Final verdict: I’m not eating enough for breakfast. I need more protein and carbs first thing so I don’t freak out when I see real food at lunchtime and stuff my face, Champ says. Bacon and hard-boiled eggs are a good idea (Champ is big on hard-boiled eggs).

Limiting myself to one or two dishes out is also a good idea, since the portion sizes of the 4-5 dishes I usually order at one sitting total up to half a day’s worth of food. I could maybe manage to restrain myself if I add two mini-meals a day, one in the mid-morning and one mid-afternoon, he says. At dinnertime (no later than 7:30pm), one dish is enough, without any carbs. And lay off the fried foods!

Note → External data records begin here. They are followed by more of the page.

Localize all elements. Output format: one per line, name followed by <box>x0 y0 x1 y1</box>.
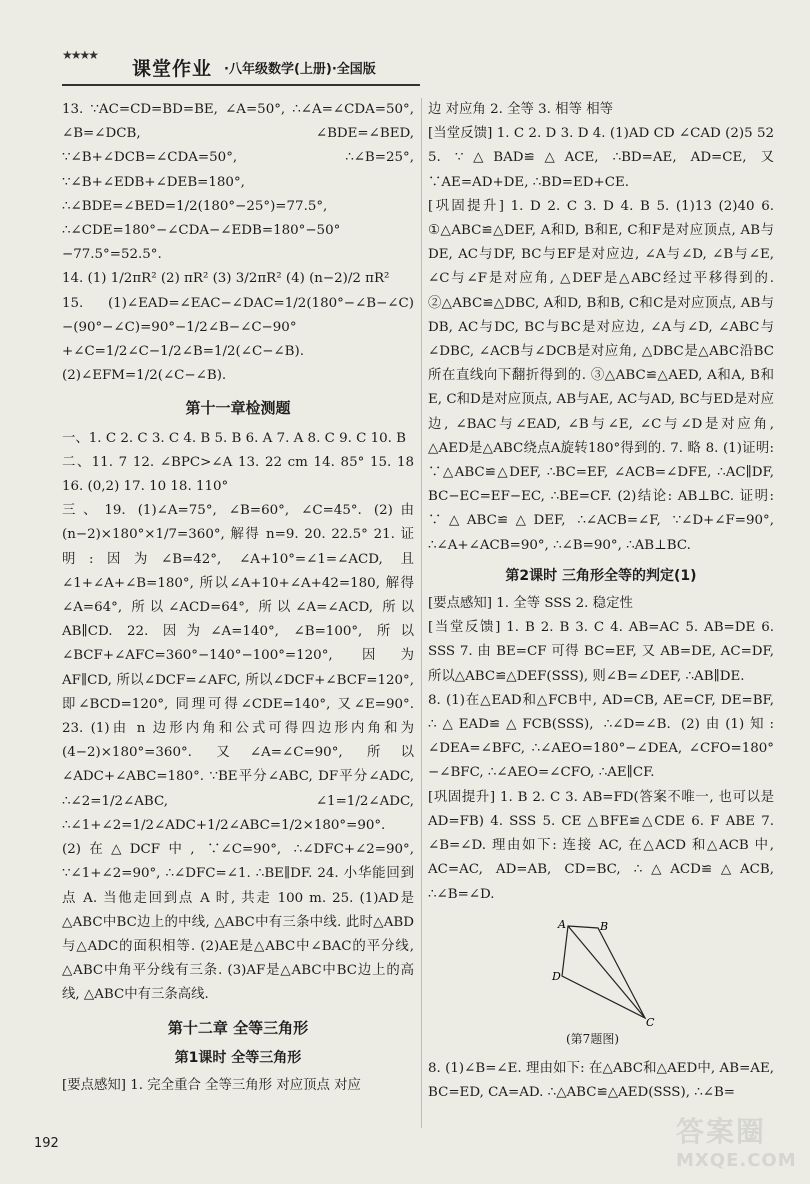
answer-paragraph: [要点感知] 1. 完全重合 全等三角形 对应顶点 对应 <box>62 1077 361 1093</box>
watermark <box>676 1110 800 1176</box>
book-brand: 课堂作业 <box>132 58 213 80</box>
stars-decoration-icon: ★★★★ <box>62 48 98 62</box>
figure-label-c: C <box>646 1016 655 1028</box>
answer-paragraph: (2)在△DCF中, ∵∠C=90°, ∴∠DFC+∠2=90°, ∵∠1+∠2=90°, ∴∠DFC=∠1. ∴BE∥DF. 24. 小华能回到点 A. 当他走回到点 A 时, 共走 100 m. 25. (1)AD是△ABC中BC边上的中线, △ABC中有三条中线. 此时△ABD与△ADC的面积相等. (2)AE是△ABC中∠BAC的平分线, △ABC中角平分线有三条. (3)AF是△ABC中BC边上的高线, △ABC中有三条高线. <box>62 842 414 1003</box>
answer-paragraph: [要点感知] 1. 全等 SSS 2. 稳定性 <box>428 596 633 612</box>
answer-paragraph: 14. (1) 1/2πR² (2) πR² (3) 3/2πR² (4) (n−2)/2 πR² <box>62 271 390 287</box>
watermark-url: MXQE.COM <box>676 1150 797 1171</box>
answer-paragraph: 15. (1)∠EAD=∠EAC−∠DAC=1/2(180°−∠B−∠C)−(90°−∠C)=90°−1/2∠B−∠C−90°+∠C=1/2∠C−1/2∠B=1/2(∠C−∠B). (2)∠EFM=1/2(∠C−∠B). <box>62 295 414 384</box>
figure-label-b: B <box>600 920 609 933</box>
figure-label-d: D <box>552 970 561 983</box>
answer-paragraph: 13. ∵AC=CD=BD=BE, ∠A=50°, ∴∠A=∠CDA=50°, ∠B=∠DCB, ∠BDE=∠BED, ∵∠B+∠DCB=∠CDA=50°, ∴∠B=25°, ∵∠B+∠EDB+∠DEB=180°, ∴∠BDE=∠BED=1/2(180°−25°)=77.5°, ∴∠CDE=180°−∠CDA−∠EDB=180°−50°−77.5°=52.5°. <box>62 102 414 263</box>
quadrilateral-figure <box>550 918 690 1028</box>
answer-paragraph: 边 对应角 2. 全等 3. 相等 相等 <box>428 102 613 117</box>
answer-paragraph: [当堂反馈] 1. B 2. B 3. C 4. AB=AC 5. AB=DE 6. SSS 7. 由 BE=CF 可得 BC=EF, 又 AB=DE, AC=DF, 所以△ABC≌△DEF(SSS), 则∠B=∠DEF, ∴AB∥DE. <box>428 620 774 684</box>
column-divider <box>421 98 422 1128</box>
answer-paragraph: 三、19. (1)∠A=75°, ∠B=60°, ∠C=45°. (2)由(n−2)×180°×1/7=360°, 解得 n=9. 20. 22.5° 21. 证明:因为∠B=42°, ∠A+10°=∠1=∠ACD, 且∠1+∠A+∠B=180°, 所以∠A+10+∠A+42=180, 解得∠A=64°, 所以∠ACD=64°, 所以∠A=∠ACD, 所以 AB∥CD. 22. 因为∠A=140°, ∠B=100°, 所以∠BCF+∠AFC=360°−140°−100°=120°, 因为 AF∥CD, 所以∠DCF=∠AFC, 所以∠DCF+∠BCF=120°, 即∠BCD=120°, 同理可得∠CDE=140°, 又∠E=90°. 23. (1)由 n 边形内角和公式可得四边形内角和为(4−2)×180°=360°. 又∠A=∠C=90°, 所以∠ADC+∠ABC=180°. ∵BE平分∠ABC, DF平分∠ADC, ∴∠2=1/2∠ABC, ∠1=1/2∠ADC, ∴∠1+∠2=1/2∠ADC+1/2∠ABC=1/2×180°=90°. <box>62 503 414 833</box>
figure-caption: (第7题图) <box>566 1032 619 1046</box>
answer-paragraph: 二、11. 7 12. ∠BPC>∠A 13. 22 cm 14. 85° 15. 18 16. (0,2) 17. 10 18. 110° <box>62 454 414 495</box>
header-rule <box>62 84 420 86</box>
figure-diagonal-ac <box>568 926 645 1018</box>
answer-paragraph: [巩固提升] 1. B 2. C 3. AB=FD(答案不唯一, 也可以是 AD=FB) 4. SSS 5. CE △BFE≌△CDE 6. F ABE 7. ∠B=∠D. 理由如下: 连接 AC, 在△ACD 和△ACB 中, AC=AC, AD=AB, CD=BC, ∴△ACD≌△ACB, ∴∠B=∠D. <box>428 789 774 902</box>
running-header <box>62 50 422 84</box>
answer-paragraph: 8. (1)在△EAD和△FCB中, AD=CB, AE=CF, DE=BF, ∴△EAD≌△FCB(SSS), ∴∠D=∠B. (2)由(1)知: ∠DEA=∠BFC, ∴∠AEO=180°−∠DEA, ∠CFO=180°−∠BFC, ∴∠AEO=∠CFO, ∴AE∥CF. <box>428 692 774 781</box>
chapter-heading: 第十二章 全等三角形 <box>167 1018 309 1037</box>
lesson-heading: 第2课时 三角形全等的判定(1) <box>505 567 697 584</box>
left-column <box>62 98 414 1098</box>
answer-paragraph: [巩固提升] 1. D 2. C 3. D 4. B 5. (1)13 (2)40 6. ①△ABC≌△DEF, A和D, B和E, C和F是对应顶点, AB与DE, AC与DF, BC与EF是对应边, ∠A与∠D, ∠B与∠E, ∠C与∠F是对应角, △DEF是△ABC经过平移得到的. ②△ABC≌△DBC, A和D, B和B, C和C是对应顶点, AB与DB, AC与DC, BC与BC是对应边, ∠A与∠D, ∠ABC与∠DBC, ∠ACB与∠DCB是对应角, △DBC是△ABC沿BC所在直线向下翻折得到的. ③△ABC≌△AED, A和A, B和E, C和D是对应顶点, AB与AE, AC与AD, BC与ED是对应边, ∠BAC与∠EAD, ∠B与∠E, ∠C与∠D是对应角, △AED是△ABC绕点A旋转180°得到的. 7. 略 8. (1)证明: ∵△ABC≌△DEF, ∴BC=EF, ∠ACB=∠DFE, ∴AC∥DF, BC−EC=EF−EC, ∴BE=CF. (2)结论: AB⊥BC. 证明: ∵△ABC≌△DEF, ∴∠ACB=∠F, ∵∠D+∠F=90°, ∴∠A+∠ACB=90°, ∴∠B=90°, ∴AB⊥BC. <box>428 198 774 553</box>
book-subtitle: ·八年级数学(上册)·全国版 <box>224 62 376 77</box>
answer-paragraph: [当堂反馈] 1. C 2. D 3. D 4. (1)AD CD ∠CAD (2)5 52 5. ∵△BAD≌△ACE, ∴BD=AE, AD=CE, 又∵AE=AD+DE, ∴BD=ED+CE. <box>428 126 774 190</box>
chapter-heading: 第十一章检测题 <box>185 399 291 418</box>
answer-paragraph: 8. (1)∠B=∠E. 理由如下: 在△ABC和△AED中, AB=AE, BC=ED, CA=AD. ∴△ABC≌△AED(SSS), ∴∠B= <box>428 1060 774 1100</box>
watermark-title: 答案圈 <box>676 1115 767 1148</box>
figure-label-a: A <box>558 918 566 931</box>
figure-outline <box>562 926 645 1018</box>
answer-paragraph: 一、1. C 2. C 3. C 4. B 5. B 6. A 7. A 8. C 9. C 10. B <box>62 430 407 446</box>
page-number: 192 <box>34 1136 59 1151</box>
lesson-heading: 第1课时 全等三角形 <box>174 1049 302 1066</box>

Alcohol is a bad idea. If I must have a glass of wine or two, or three, then I must be prepared to make some sort of sacrifice elsewhere (food-wise). Or I could spend a few more minutes on the treadmill or elliptical trainer (no way in hell). There must be some sort of trade-off (I’ll have to cut off an arm).

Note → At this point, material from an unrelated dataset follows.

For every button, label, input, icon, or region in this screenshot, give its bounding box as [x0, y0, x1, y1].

I complain all the time about how I have no friends, but now is the time to actually not have any friends, apparently. A social life is a hindrance to sticking to my diet. Or, as Champ says, “Tell your friends you’ll see them in three months.” Is this for real? Will they even recognize me? How seriously should I be taking this diet?

Then again, the maternity wear in Thailand is getting pretty cute. Maybe I could hold on for a few more months.

(Photos by @SpecialKRB)

Trainer-approved grub: Anothai's green papaya salad

8 Comments

Filed under Asia, Bangkok, food, restaurant, Thailand, weight loss

8 responses to “Glutton-related matters: Fat

  1. Tori

    I have also switched to eating grass fed beef. I work with La Cense Beef, which is a 100% grass fed program. Grassfed beef is higher in Omega 3’s and beta-carotene and is so much healthier for you as opposed to grain fed beef. The website has great recipes for cooking tasty and healthy meals.

  2. Exactly! I’m with Special KRB & Dominic. I had to force-feed you sweets at the Sweetup!

    Is Champ skinny as a noodle? Bet his arteries are clogged.

    At Top’s natural/herb section last week, a helpful assistant handed me a salt scrub that said: “Slimming Formula”. I handed it back.

  3. SpecialKRB

    I’m with Dominic. Next time I’m in town, we should bring Champ (and an EKG) to lunch with us.

  4. Dominic Whiting

    what are these half measures? half bowl of pho, half slices of beef? lightweight.